By contrast, he found wisdom in the “ignorance” of “savage” peoples, as when he camped near Mount Kilimanjaro one Christmas. (“Yet Christ’s homeland lay closer to Kenya than to New England,” he observed, “and the circumstances of his birth corresponded more to a jungle camp’s simplicity than to Western civilization’s elaborate Christmas rites.”) He thought again of the lion-hunting tribesman he had met in Switzerland, whose “god [was] not in the form of a man, not in any form.” The Maasai deity, Lindbergh learned, “was in the form of a river, a blade of grass, a cloud, a mountain. And looking out on Kilimanjaro during sunset or dawn, I, too, sensed its divinity in its mass and shifting lights.” (Likewise, the panentheist in Lindbergh was intrigued how the Tboli found God “in everything.”)
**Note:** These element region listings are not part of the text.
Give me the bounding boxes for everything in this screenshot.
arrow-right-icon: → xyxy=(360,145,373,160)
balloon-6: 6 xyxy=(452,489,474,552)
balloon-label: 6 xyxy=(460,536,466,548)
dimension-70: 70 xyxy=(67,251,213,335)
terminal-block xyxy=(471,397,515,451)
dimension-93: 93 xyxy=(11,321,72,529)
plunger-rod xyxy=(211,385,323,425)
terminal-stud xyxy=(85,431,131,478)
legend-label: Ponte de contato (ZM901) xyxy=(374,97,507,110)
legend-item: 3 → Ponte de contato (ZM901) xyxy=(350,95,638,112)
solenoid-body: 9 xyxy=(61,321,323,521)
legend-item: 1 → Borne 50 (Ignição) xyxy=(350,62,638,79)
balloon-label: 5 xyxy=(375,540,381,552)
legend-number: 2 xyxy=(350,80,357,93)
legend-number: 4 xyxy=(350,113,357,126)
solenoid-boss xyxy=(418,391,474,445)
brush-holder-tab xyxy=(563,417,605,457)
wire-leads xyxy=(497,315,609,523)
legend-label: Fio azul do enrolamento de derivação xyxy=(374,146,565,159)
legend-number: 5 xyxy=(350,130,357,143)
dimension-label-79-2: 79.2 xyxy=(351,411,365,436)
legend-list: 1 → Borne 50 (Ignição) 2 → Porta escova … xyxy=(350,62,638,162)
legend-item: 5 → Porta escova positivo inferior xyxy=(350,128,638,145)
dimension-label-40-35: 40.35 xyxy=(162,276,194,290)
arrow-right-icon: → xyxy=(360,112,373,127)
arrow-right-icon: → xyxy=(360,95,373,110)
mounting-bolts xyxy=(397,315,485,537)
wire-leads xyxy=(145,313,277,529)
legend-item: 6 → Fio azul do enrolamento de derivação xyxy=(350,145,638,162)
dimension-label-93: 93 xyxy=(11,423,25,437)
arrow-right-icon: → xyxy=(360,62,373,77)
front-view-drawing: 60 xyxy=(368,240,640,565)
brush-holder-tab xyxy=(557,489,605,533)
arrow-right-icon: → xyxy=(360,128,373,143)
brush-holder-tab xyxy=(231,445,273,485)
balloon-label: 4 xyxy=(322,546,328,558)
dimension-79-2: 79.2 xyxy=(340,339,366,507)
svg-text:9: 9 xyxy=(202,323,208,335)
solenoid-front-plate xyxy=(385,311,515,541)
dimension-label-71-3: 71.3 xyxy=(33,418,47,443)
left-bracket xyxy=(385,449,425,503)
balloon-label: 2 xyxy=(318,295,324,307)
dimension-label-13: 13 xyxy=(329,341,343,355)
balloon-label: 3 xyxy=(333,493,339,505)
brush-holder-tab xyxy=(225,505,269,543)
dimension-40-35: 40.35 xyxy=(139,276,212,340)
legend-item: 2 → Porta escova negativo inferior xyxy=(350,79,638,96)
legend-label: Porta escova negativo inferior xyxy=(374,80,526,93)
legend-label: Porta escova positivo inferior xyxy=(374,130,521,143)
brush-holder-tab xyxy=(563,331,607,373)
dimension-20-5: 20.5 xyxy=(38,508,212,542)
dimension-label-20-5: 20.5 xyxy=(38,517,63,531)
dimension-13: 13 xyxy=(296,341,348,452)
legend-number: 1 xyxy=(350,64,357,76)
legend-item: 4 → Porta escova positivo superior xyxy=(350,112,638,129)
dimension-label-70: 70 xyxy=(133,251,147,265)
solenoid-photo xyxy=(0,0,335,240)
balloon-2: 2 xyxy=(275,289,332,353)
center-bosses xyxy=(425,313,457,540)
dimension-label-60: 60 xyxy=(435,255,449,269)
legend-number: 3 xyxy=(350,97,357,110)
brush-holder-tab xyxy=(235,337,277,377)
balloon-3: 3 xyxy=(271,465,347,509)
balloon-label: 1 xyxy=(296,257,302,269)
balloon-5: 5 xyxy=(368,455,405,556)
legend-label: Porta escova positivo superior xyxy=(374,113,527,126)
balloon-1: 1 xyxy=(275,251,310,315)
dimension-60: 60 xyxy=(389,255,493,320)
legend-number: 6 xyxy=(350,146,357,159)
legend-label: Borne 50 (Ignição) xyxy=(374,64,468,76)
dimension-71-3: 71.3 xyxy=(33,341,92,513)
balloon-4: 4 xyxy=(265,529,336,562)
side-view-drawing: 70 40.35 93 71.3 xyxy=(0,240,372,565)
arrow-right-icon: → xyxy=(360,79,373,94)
Continuing to reject the dogmas of Western monotheism as he neared the end of his own life, Lindbergh thought of the animals he had seen in the shadow of the great mountain and began to understand them “as mortal manifestations of immortal life streams; and so I begin to see myself.” Death itself, he decided, provided “the eternal life for which men during centuries have sought so blindly….” Perhaps thinking of the Maasai god who was in everything, Lindbergh imagined himself dying one Kenyan night and returning to Africa’s “earth and its acacia trees… to the infinite existence in which the unenlightened man thought himself a finite part.”